The importance of having a customer experience team

We have talked about the importance of having a customer experience strategy backed by the right technology. But what about the people? Who you need will depend on the size of your business.

In smaller firms, the business owner (often aided by marketing) typically drives and owns the project. In larger companies, the CX team may consist of 4-5 specialists, with ‘CX’ or ‘CRM’ incorporated into their marketing/operations/sales title to mark the extension of their job role. At enterprise level, you’re more likely to find a Head of Customer Experience or Chief Experience Officer, with many different reports.

When it comes to CX, it makes sense to engage a multidisciplinary team, as it is a combined input across the business that is needed to bring it to life. Whether you give people formal titles or not is up to you, but certainly using these will add weight to your vision to be customer-centric.

What about marketing?

Marketing teams are going through a strange phase where they are called on both from a traditional perspective (more leads please) as well as to add value to the customer experience. CX/CRM teams now sit at board level and are actively informing each move a company makes as they have such a comprehensive understanding of the customer. In a sense, CX exists less as a branch of a marketing team and more as a separate department in its own right. This department’s role is to underpin everything else and move the business forward.

However, we argue that marketing should have a seat at the CX table, and potentially lead the whole strategy. Of course, that’s a big ask of any individual or team. CMOs and even Marketing Managers may feel they’ve been left holding the MD’s baby, with only a slender budget to make it happen.

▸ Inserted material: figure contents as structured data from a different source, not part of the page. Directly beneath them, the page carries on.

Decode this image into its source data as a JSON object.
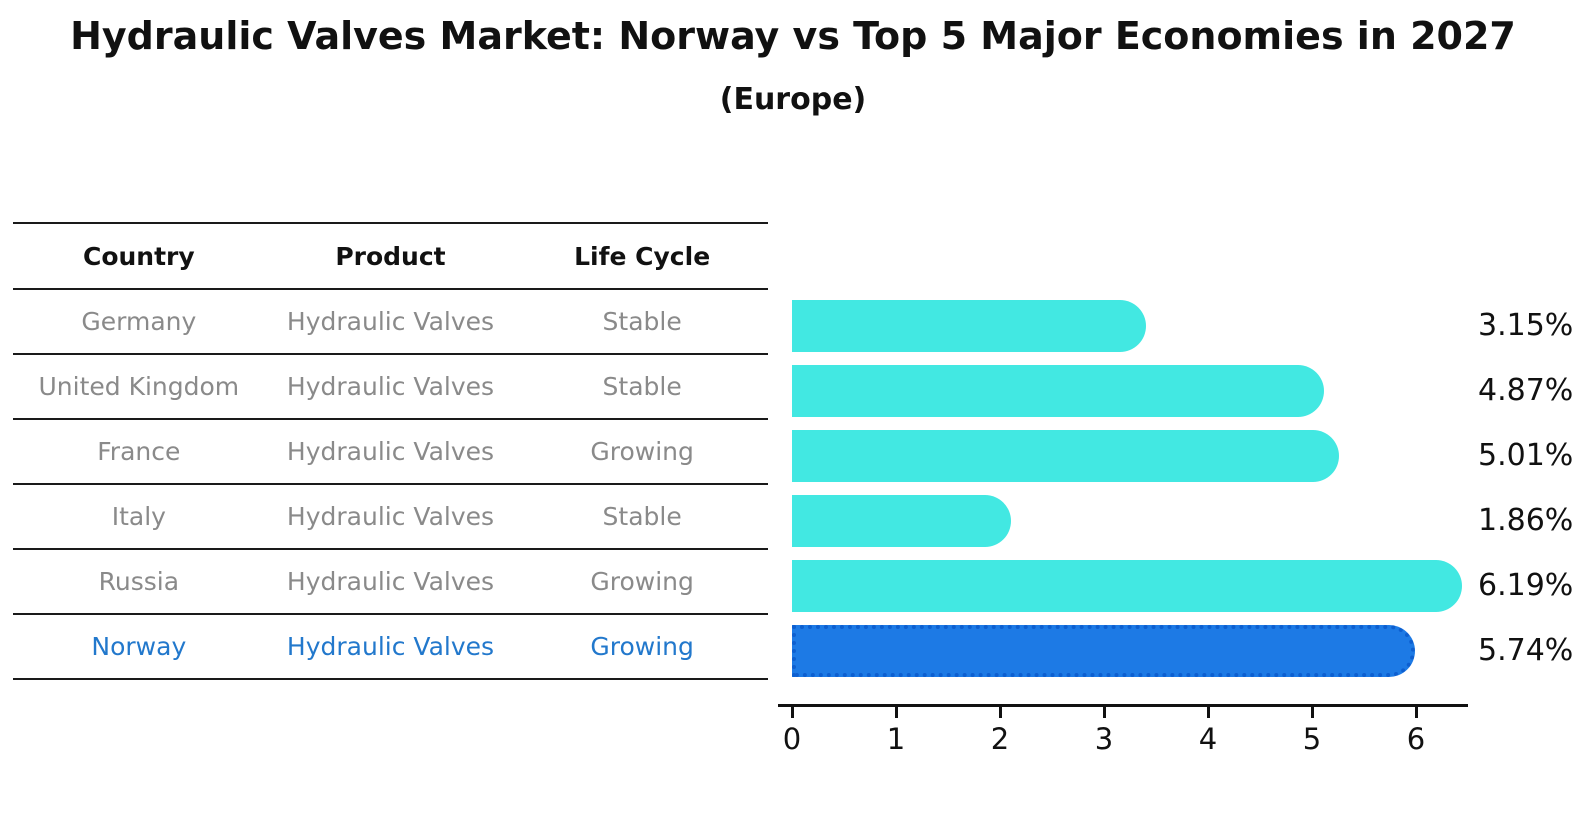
{
  "title": "Hydraulic Valves Market: Norway vs Top 5 Major Economies in 2027",
  "subtitle": "(Europe)",
  "table": {
    "headers": [
      "Country",
      "Product",
      "Life Cycle"
    ],
    "rows": [
      {
        "country": "Germany",
        "product": "Hydraulic Valves",
        "life_cycle": "Stable",
        "highlight": false
      },
      {
        "country": "United Kingdom",
        "product": "Hydraulic Valves",
        "life_cycle": "Stable",
        "highlight": false
      },
      {
        "country": "France",
        "product": "Hydraulic Valves",
        "life_cycle": "Growing",
        "highlight": false
      },
      {
        "country": "Italy",
        "product": "Hydraulic Valves",
        "life_cycle": "Stable",
        "highlight": false
      },
      {
        "country": "Russia",
        "product": "Hydraulic Valves",
        "life_cycle": "Growing",
        "highlight": false
      },
      {
        "country": "Norway",
        "product": "Hydraulic Valves",
        "life_cycle": "Growing",
        "highlight": true
      }
    ]
  },
  "chart_data": {
    "type": "bar",
    "orientation": "horizontal",
    "title": "Hydraulic Valves Market: Norway vs Top 5 Major Economies in 2027",
    "subtitle": "(Europe)",
    "categories": [
      "Germany",
      "United Kingdom",
      "France",
      "Italy",
      "Russia",
      "Norway"
    ],
    "values": [
      3.15,
      4.87,
      5.01,
      1.86,
      6.19,
      5.74
    ],
    "value_labels": [
      "3.15%",
      "4.87%",
      "5.01%",
      "1.86%",
      "6.19%",
      "5.74%"
    ],
    "highlight_index": 5,
    "x_ticks": [
      "0",
      "1",
      "2",
      "3",
      "4",
      "5",
      "6"
    ],
    "xlim": [
      0,
      6.6
    ],
    "grid": false,
    "legend": false,
    "bar_color": "#42e8e2",
    "highlight_color": "#1d7ae5",
    "highlight_border_color": "#0d5fd0",
    "axis_color": "#111111",
    "muted_text_color": "#8a8a8a",
    "highlight_text_color": "#2278cc"
  }
}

Building your dream CX team

As we’ll cover in the next chapter around tech, CX projects should not happen in isolated silos (so, no more ‘handing it to marketing’), but be a joined-up effort. Marketers have a host of value to add as we will see below, but even they need help to set the vision, scope it out and implement the project – and that’s where an external partner comes in.

Regardless of marketing’s involvement, it makes sense to create a CX team with people who have skills in the following areas:

The 6 key people to have in your CX team:

  • Leader – business owner, CMO, Director of Customer Experience: anyone with the gravitas to lead on the project – could also be externally appointed on a contract basis.
  • CRM Manager – managing the day-to-day delivery of customer experience
  • Coordinator – supports the CX project leader, working across the different departments and teams.
  • Data analysts – responsibilities include setting and measuring KPIs, identifying trends and capturing customer metrics, as well as connecting datasets together if necessary.
  • Journey mapper – builds out the buyer and customer journeys into visual formats so they are clear for the group to view, understand and analyse.
  • Design – capable of building out what’s needed at the various touchpoints into prototypes; could be anything from a digital portal/hub to a Point of Sale unit.
  • Communications – conveys the need for the project, explaining its importance both internally and externally.

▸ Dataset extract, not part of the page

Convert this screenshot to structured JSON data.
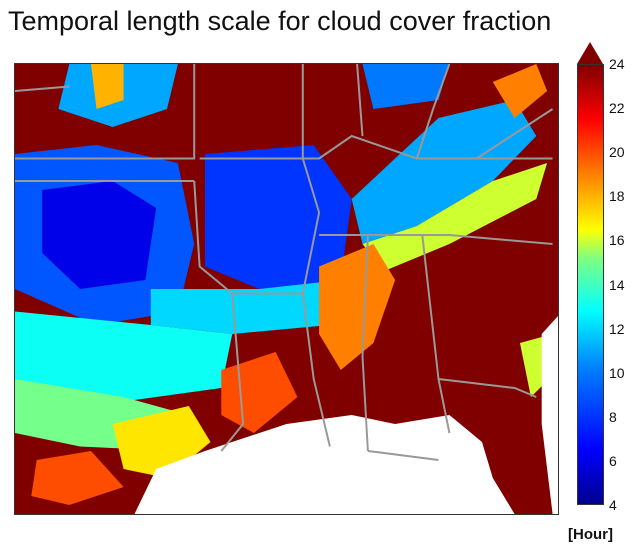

Why marketing specialists are naturals at CX delivery

All of these roles could be carried out by a member of the marketing team. We are already adept at gathering customer data and using it to target our buyers. Our ability to guide the buyer around a website to complete a form helps inform the digital piece. We ‘get’ automation, having created and mapped thousands of digital user journeys and dynamic lists. Our content and comms skills are also a given.

But – marketing can’t do it alone

Despite your natural skill set, it’s critical to create a team that represents a rounded view of the customer. Ops, Sales, Finance, HR, Customer Service – all departments have different experiences with the customer and, despite what they say, no one team knows the customer best. When you build a dream CX team, you get the combined experiences to inform everything from product launches to events, soft releases and more.

Invest in time

Bringing in a partner adds an extra layer of knowledge gained from clear-sighted experiences of delivering best in class CX projects. Internally, your CX team needs leadership, hard data and, importantly, time and space. Giving people a proper break from daily schedules to invest in design thinking is essential if you as a business are going to come up with genuine ways to improve the customer experience.